À long terme, les glucocorticoïdes systémiques, par contre, ne sont pas conseillés (SoR C). Il faut viser plutôt les topiques, mais aussi l’oclacitinib, la lokivetmab, ou la ciclosporine (SoR A). Pour cette dernière, la réduction de la dose sera à prévoir dans les 2 à 4 mois après l’initiation du traitement, suivant la réponse clinique. Les antihistaminiques sont moyennement recommandés (SoR B).

Lors de phase d’induction de désensibilisation, il est moyennement recommandé d’utiliser les glucocorticoïdes systémiques (SoR B). Les autres produits sont faiblement recommandés (SoR C).

Lors des tests allergologiques, les glucocorticoïdes systémiques ne vont pas interférer avec les tests sérologiques spécifiques aux allergènes (SoR B) mais ils doivent être arrêtés au moins deux semaines avant les intradermoréactions (SoR B). La ciclosporine peut être utilisée lors de tous les tests allergologiques (SoR B).

Lors de régime d’éviction, la ciclosporine et la lokivetmab sont déconseillées (SoR C) ; pour les autres molécules, la recommandation d’utilisation ne dépasse pas le SoR C.

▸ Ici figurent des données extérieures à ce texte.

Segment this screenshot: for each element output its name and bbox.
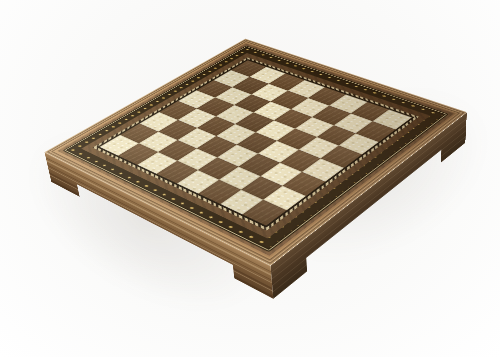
perspective-container <box>0 0 500 357</box>
photo-background <box>0 0 500 357</box>
square-r7c7 <box>241 176 284 200</box>
square-r7c6 <box>219 166 261 189</box>
square-r6c7 <box>261 162 303 185</box>
square-r3c7 <box>316 125 356 146</box>
square-r6c6 <box>239 153 280 175</box>
chess-board <box>45 39 467 266</box>
board-tilt-wrapper <box>0 0 500 357</box>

Les autres recommandations

Lors de surinfections de surface, les glucocorticoïdes systémiques et topiques sont déconseillés (SoR C). Les autres molécules sont faiblement recommandées (SoR C), avec de plus les limites inhérentes à leur capacité pro-infectieuses.

Dans les affections parasitaires, les glucocorticoïdes systémiques peuvent être utilisés, sur une courte durée, moins de 5 jours mais avec un faible niveau de preuve (SoR C), tout comme les antihistaminiques, l’oclacitinib, et la lokivetmab (SoR C). Attention, les corticoïdes comme l’oclacitinib sont interdits lors de démodécie.

Pour les chiens débilités en Insuffisance hépatique, lors de diabète sucré, ou atteints de néoplasies, les glucocorticoïdes systémiques et la ciclosporine sont déconseillés (SoR C). Pour cette dernière, aucune augmentation de la prévalence de néoplasies n’a été signalée avec l’utilisation de la ciclosporine dans les études, mais « les effets immunitaires et l’impact potentiel sur la progression tumorale ont conduit à la recommandation d’éviter l’utilisation de la ciclosporine chez les chiens atteints de néoplasie ou lorsque la néoplasie est diagnostiquée pendant le traitement (SoR C) », est-il précisé dans l’étude. Pour les glucocorticoïdes, « l’utilisation à long terme peut entraîner une immunomodulation qui peut conduire au développement de néoplasie (SoR C). Leur utilisation n’est généralement pas recommandée chez les chiens atteints de cancers (SoR C), sauf s’ils font partie du régime de chimiothérapie ».

Dans les insuffisances rénales, les glucocorticoïdes systémiques ne sont pas non plus recommandés (SoR C). Dans les infections urinaires basses, on n’utilisera ni les glucocorticoïdes systémiques, ni la ciclosporine, ni l’oclacitinib.

Tout un travail de communication est prévu avec des outils pédagogiques qui seront mis en place pour les praticiens sous la forme de FAQ, fiches, et aussi soirées dans les écoles. Un chatbot est également prévu pour une formation rapide des praticiens et étudiants.

  • 2. SoR : the strenght of recommandation (niveau de recommandation). Le classement des recommandations par analyses critiques a utilisé la méthode mise en place par des éditeurs de journaux médicaux en 2004, appelé Sort (Strenght of recommendation taxonomy). Cette méthode permet d’établir, selon un algorithme détaillé, trois niveaux d’évidence des preuves.